FOR i% = 0 TO hashTableSize - 1
PRINT RIGHT$("00" + LTRIM$(STR$(i%)), 3); " ";
wordIds = hashTable(i%)
FOR j% = 1 TO LEN(wordIds) STEP 2
PRINT CVI(MID$(wordIds, j%, 2));
NEXT j%
IF (POS(0) < 40) THEN
PRINT SPACE$(41 - POS(0));
ELSE
PRINT
END IF
NEXT i%: PRINT : PRINT
' prompt user
DO
LOCATE 22, 1: PRINT SPACE$(160);
LOCATE 22, 1: INPUT "Word: ", myWord
IF (LEN(myWord) = 0) THEN EXIT DO
wordFound = -1
' generate hash key for the word
myHashKey = getHash%(myWord)
' see if there's something in the hash table
wordIds = hashTable(myHashKey)
' search all wordTable indices registered under that hash
FOR i% = 1 TO LEN(wordIds) STEP 2
IF LCASE$(wordTable(CVI(MID$(wordIds, i%, 2)))) = LCASE$(myWord) THEN
wordFound = CVI(MID$(wordIds, i%, 2))
EXIT FOR
END IF
NEXT i%
' summary
PRINT CHR$(34); myWord; CHR$(34); " ";
IF (wordFound = -1) THEN
PRINT "not found"
ELSE
PRINT "found: wordTable("; LTRIM$(STR$(wordFound)); "), via ";
PRINT "hashTable("; LTRIM$(STR$(myHashKey)); ")"
END IF
DO: LOOP UNTIL LEN(INKEY$)
LOOP
' list of random stuff
DATA "pizza","yogurt","pasta","chicken","soup","shoes","books","shirts"
DATA "knife","computer","clock","phone","light","water","soda","hat"
DATA "wallet","bucket","bin","calendar","broom","saw","scissors","guitar"
DATA "raft","tree","bottle","bed","tv","rope","door","stairs",""
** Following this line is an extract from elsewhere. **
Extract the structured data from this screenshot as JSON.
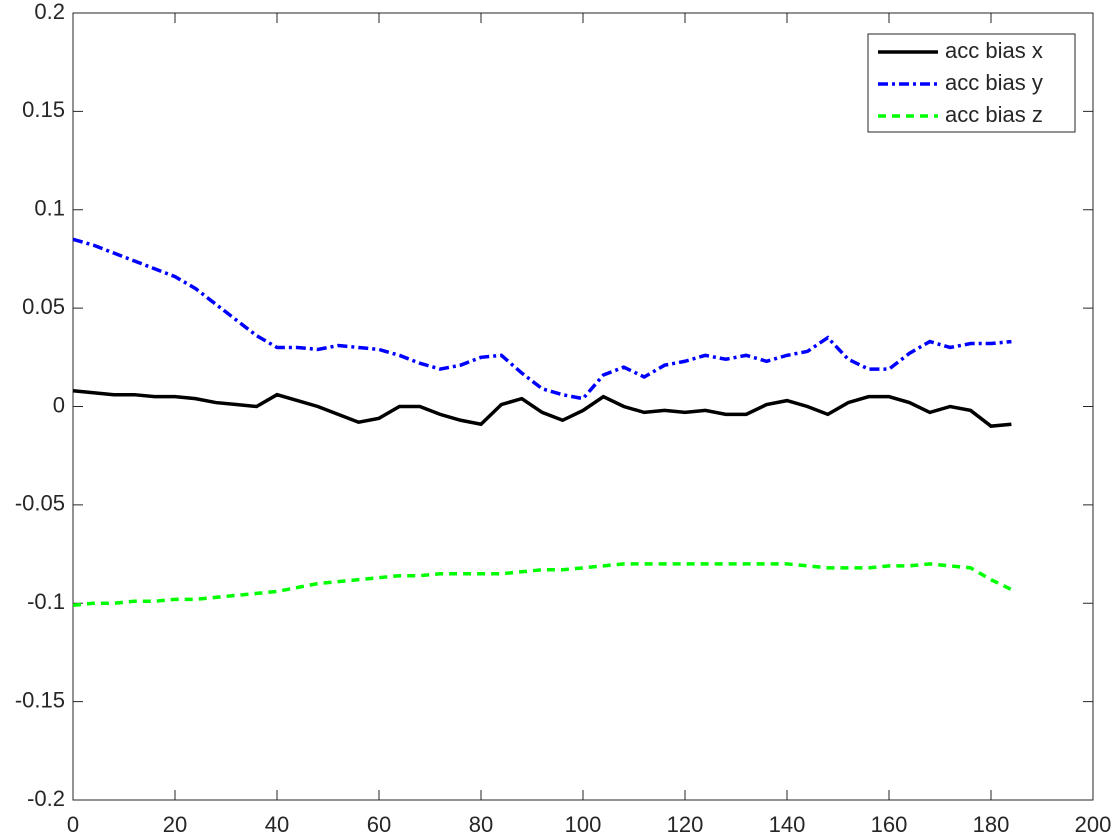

' generate a hash from a simple character string
FUNCTION getHash% (src AS STRING)
DIM sum AS INTEGER
FOR i% = 1 TO LEN(src)
sum = (sum + (((ASC(MID$(src, i%, 1)) OR 32) - 97) * (i% * 26))) MOD hashTableSize
NEXT i%
getHash% = sum
END FUNCTION
It's very fast because we essentially break down a large list into smaller lists we can search linearly, and the hash key tells us which list we have to search in order to retrieve what we want. This technique can search lists of over 1,000 items in no time, even on a 8Mhz! You can test it out by writing your own code using a list of common english words (there's a much larger list over here.) Just remember that you need a good algorithm that returns evenly distributed hash keys, and a hash table that is large enough to reduce the odds of multiple entries being located at the same spot.
If you were to work with very large datasets straight from files, the disk device will be a bottleneck. Try to combine both a hash table and a binary search: in case of collision, insert new ids into the list by alphabetical order, so a binary search could be used in place of a linear search. When looking for variable-length structures in a file, create an extra table that would point to the offset of each entry... the possibilities are endless!